В середине ее весьма эмоционального рассказа Элинор была вынуждена отвернуться от окна, чтобы принять вошедших в дом гостей. Леди Мидлтон представила незнакомцев. Миссис Дэшвуд и Маргарет как раз спустились вниз, и все уселись в гостиной, разглядывая друг друга. А миссис Дженнингс как раз успела войти в дом и прямо с порога продолжила свой рассказ. За ней шествовал сэр Джон.

Миссис Палмер была на несколько лет моложе леди Мидлтон и нисколько не походила на свою старшую сестру. Это была невысокая толстушка с очень симпатичным личиком, хранившим самое приветливое выражение, которое только можно вообразить. Ее манеры были далеко не такими изысканными, как у сестры, но зато значительно более располагающими. Она вошла с улыбкой и продолжала улыбаться до самого конца визита. Исключение составляли только те минуты, когда она смеялась. Прощалась она тоже с улыбкой.
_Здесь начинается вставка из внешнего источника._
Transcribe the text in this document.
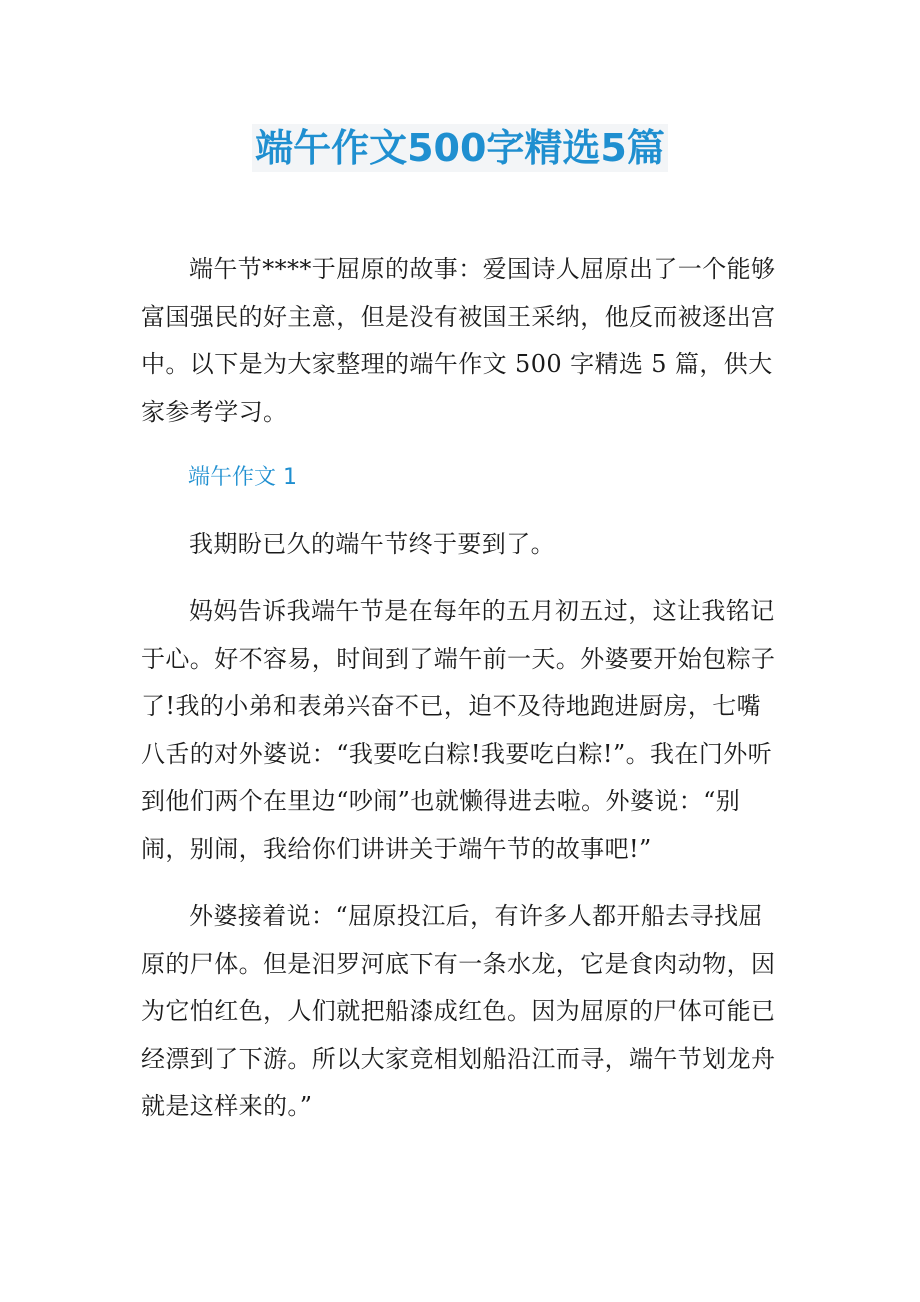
端午作文500字精选5篇

端午节****于屈原的故事：爱国诗人屈原出了一个能够富国强民的好主意，但是没有被国王采纳，他反而被逐出宫中。以下是为大家整理的端午作文 500 字精选 5 篇，供大家参考学习。

端午作文 1

我期盼已久的端午节终于要到了。

妈妈告诉我端午节是在每年的五月初五过，这让我铭记于心。好不容易，时间到了端午前一天。外婆要开始包粽子了!我的小弟和表弟兴奋不已，迫不及待地跑进厨房，七嘴八舌的对外婆说：“我要吃白粽!我要吃白粽!”。我在门外听到他们两个在里边“吵闹”也就懒得进去啦。外婆说：“别闹，别闹，我给你们讲讲关于端午节的故事吧!”

外婆接着说：“屈原投江后，有许多人都开船去寻找屈原的尸体。但是汨罗河底下有一条水龙，它是食肉动物，因为它怕红色，人们就把船漆成红色。因为屈原的尸体可能已经漂到了下游。所以大家竞相划船沿江而寻，端午节划龙舟就是这样来的。”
Ее муж, невозмутимый молодой человек, лет двадцати пяти – двадцати шести, выглядел значительно более модным и светским, чем его жена, но был явно менее склонен радовать окружающих и радоваться сам. Он вошел в гостиную с чопорным видом, слегка поклонился дамам, быстро осмотрел комнату, после чего, не произнеся ни слова, взял со столика газету и продолжал ее читать, пока не подошло время уходить.
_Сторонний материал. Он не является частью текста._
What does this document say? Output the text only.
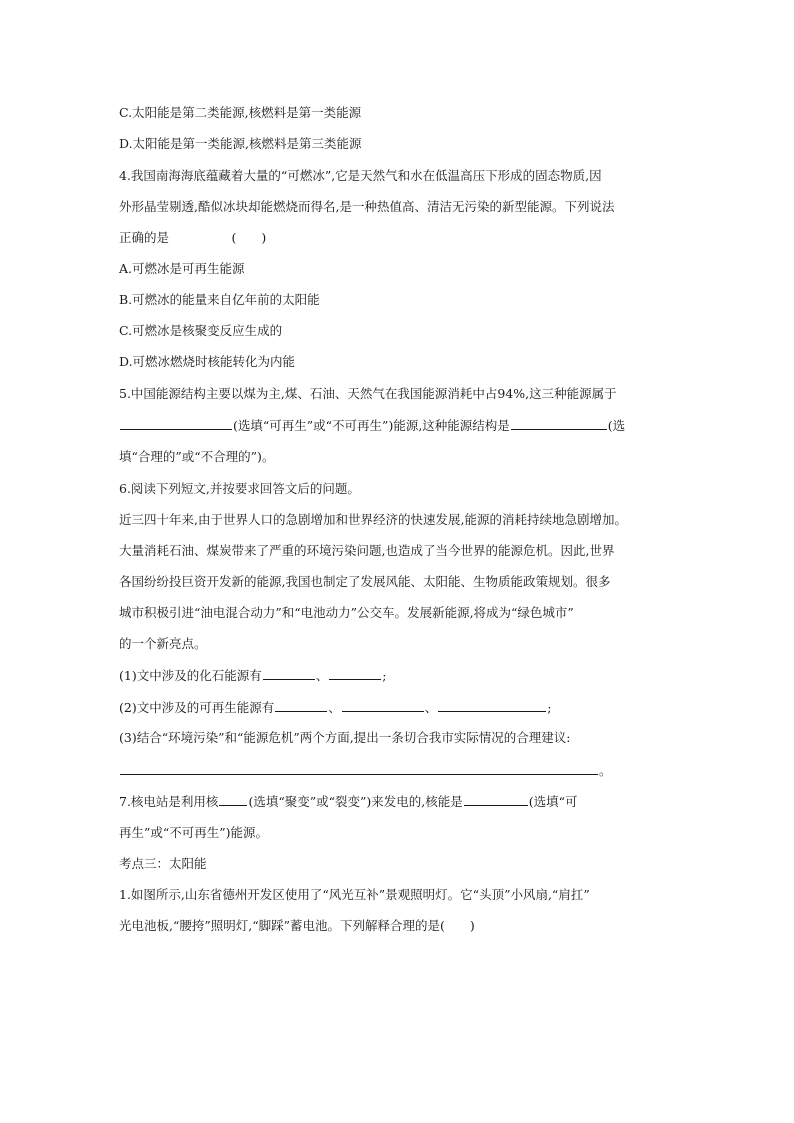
C.太阳能是第二类能源,核燃料是第一类能源
D.太阳能是第一类能源,核燃料是第三类能源
4.我国南海海底蕴藏着大量的“可燃冰”,它是天然气和水在低温高压下形成的固态物质,因
外形晶莹剔透,酷似冰块却能燃烧而得名,是一种热值高、清洁无污染的新型能源。下列说法
正确的是　　　　　(　　)
A.可燃冰是可再生能源
B.可燃冰的能量来自亿年前的太阳能
C.可燃冰是核聚变反应生成的
D.可燃冰燃烧时核能转化为内能
5.中国能源结构主要以煤为主,煤、石油、天然气在我国能源消耗中占94%,这三种能源属于
(选填“可再生”或“不可再生”)能源,这种能源结构是	(选
填“合理的”或“不合理的”)。
6.阅读下列短文,并按要求回答文后的问题。
近三四十年来,由于世界人口的急剧增加和世界经济的快速发展,能源的消耗持续地急剧增加。
大量消耗石油、煤炭带来了严重的环境污染问题,也造成了当今世界的能源危机。因此,世界
各国纷纷投巨资开发新的能源,我国也制定了发展风能、太阳能、生物质能政策规划。很多
城市积极引进“油电混合动力”和“电池动力”公交车。发展新能源,将成为“绿色城市”
的一个新亮点。
(1)文中涉及的化石能源有	、	;
(2)文中涉及的可再生能源有	、	、	;
(3)结合“环境污染”和“能源危机”两个方面,提出一条切合我市实际情况的合理建议:
。
7.核电站是利用核 (选填“聚变”或“裂变”)来发电的,核能是	(选填“可
再生”或“不可再生”)能源。
考点三：太阳能
1.如图所示,山东省德州开发区使用了“风光互补”景观照明灯。它“头顶”小风扇,“肩扛”
光电池板,“腰挎”照明灯,“脚踩”蓄电池。下列解释合理的是(　　)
Миссис Палмер, обладавшая природной приветливостью и открытым характером, не успела сесть, как принялась во всеуслышание изливать свое восхищение гостиной и всем, что попадалось ей на глаза:

– Ах! Какая восхитительная комната! Никогда не видела ничего более прелестного! Вы только подумайте, мама, как она преобразилась с тех пор, как я ее видела в последний раз! Мне она всегда нравилась, – это было сказано миссис Дэшвуд, – но вы сотворили настоящее чудо! Ты только посмотри, сестрица, как здесь все прелестно! Мне бы очень хотелось жить в таком доме! А вам, мистер Палмер?

Мистер Палмер не ответил. Он даже не поднял глаз от газеты.
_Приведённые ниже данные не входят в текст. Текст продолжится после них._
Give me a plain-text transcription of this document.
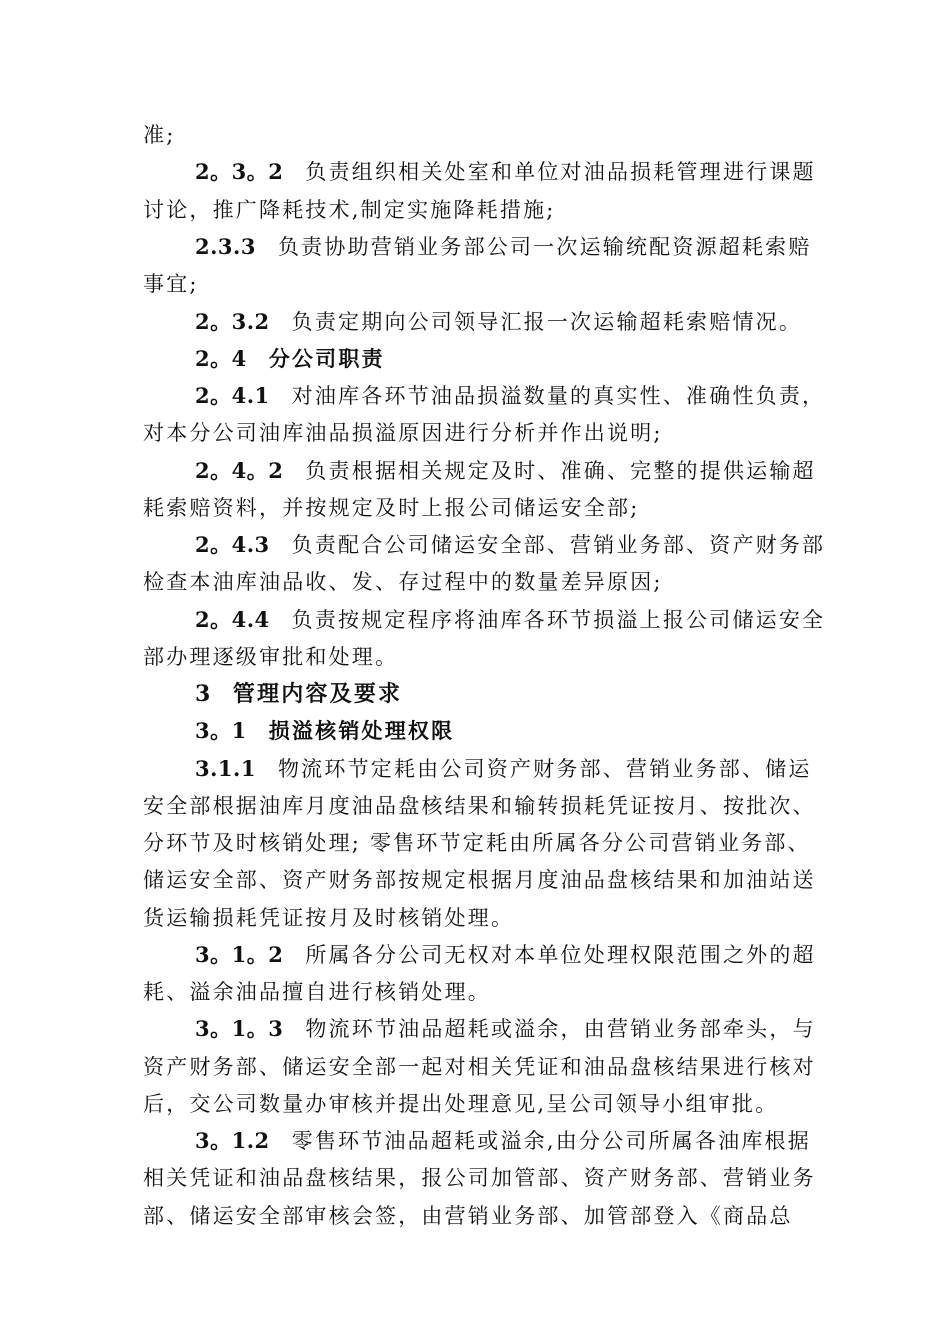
准;
2。3。2 负责组织相关处室和单位对油品损耗管理进行课题
讨论，推广降耗技术,制定实施降耗措施;
2.3.3 负责协助营销业务部公司一次运输统配资源超耗索赔
事宜;
2。3.2 负责定期向公司领导汇报一次运输超耗索赔情况。
2。4 分公司职责
2。4.1 对油库各环节油品损溢数量的真实性、准确性负责，
对本分公司油库油品损溢原因进行分析并作出说明;
2。4。2 负责根据相关规定及时、准确、完整的提供运输超
耗索赔资料，并按规定及时上报公司储运安全部;
2。4.3 负责配合公司储运安全部、营销业务部、资产财务部
检查本油库油品收、发、存过程中的数量差异原因;
2。4.4 负责按规定程序将油库各环节损溢上报公司储运安全
部办理逐级审批和处理。
3 管理内容及要求
3。1 损溢核销处理权限
3.1.1 物流环节定耗由公司资产财务部、营销业务部、储运
安全部根据油库月度油品盘核结果和输转损耗凭证按月、按批次、
分环节及时核销处理; 零售环节定耗由所属各分公司营销业务部、
储运安全部、资产财务部按规定根据月度油品盘核结果和加油站送
货运输损耗凭证按月及时核销处理。
3。1。2 所属各分公司无权对本单位处理权限范围之外的超
耗、溢余油品擅自进行核销处理。
3。1。3 物流环节油品超耗或溢余，由营销业务部牵头，与
资产财务部、储运安全部一起对相关凭证和油品盘核结果进行核对
后，交公司数量办审核并提出处理意见,呈公司领导小组审批。
3。1.2 零售环节油品超耗或溢余,由分公司所属各油库根据
相关凭证和油品盘核结果，报公司加管部、资产财务部、营销业务
部、储运安全部审核会签，由营销业务部、加管部登入《商品总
– Мистер Палмер меня не слышит, – сообщила его супруга, заливаясь счастливым смехом, – иногда он делается совершенно глухим. Это так забавно!

Это было нечто новое для миссис Дэшвуд, она никогда не считала невнимание к собеседнику проявлением остроумия, поэтому поневоле поглядела на обоих гостей с некоторым удивлением.

Миссис Дженнингс тем временем продолжала описывать свое изумление накануне вечером, когда увидела гостей. Умолкла она лишь после того, как исчерпала даже мельчайшие подробности. Миссис Палмер от души смеялась, вспоминая, как хозяева были поражены, и все присутствующие согласились, по меньшей мере два или три раза, что сюрприз получился великолепный.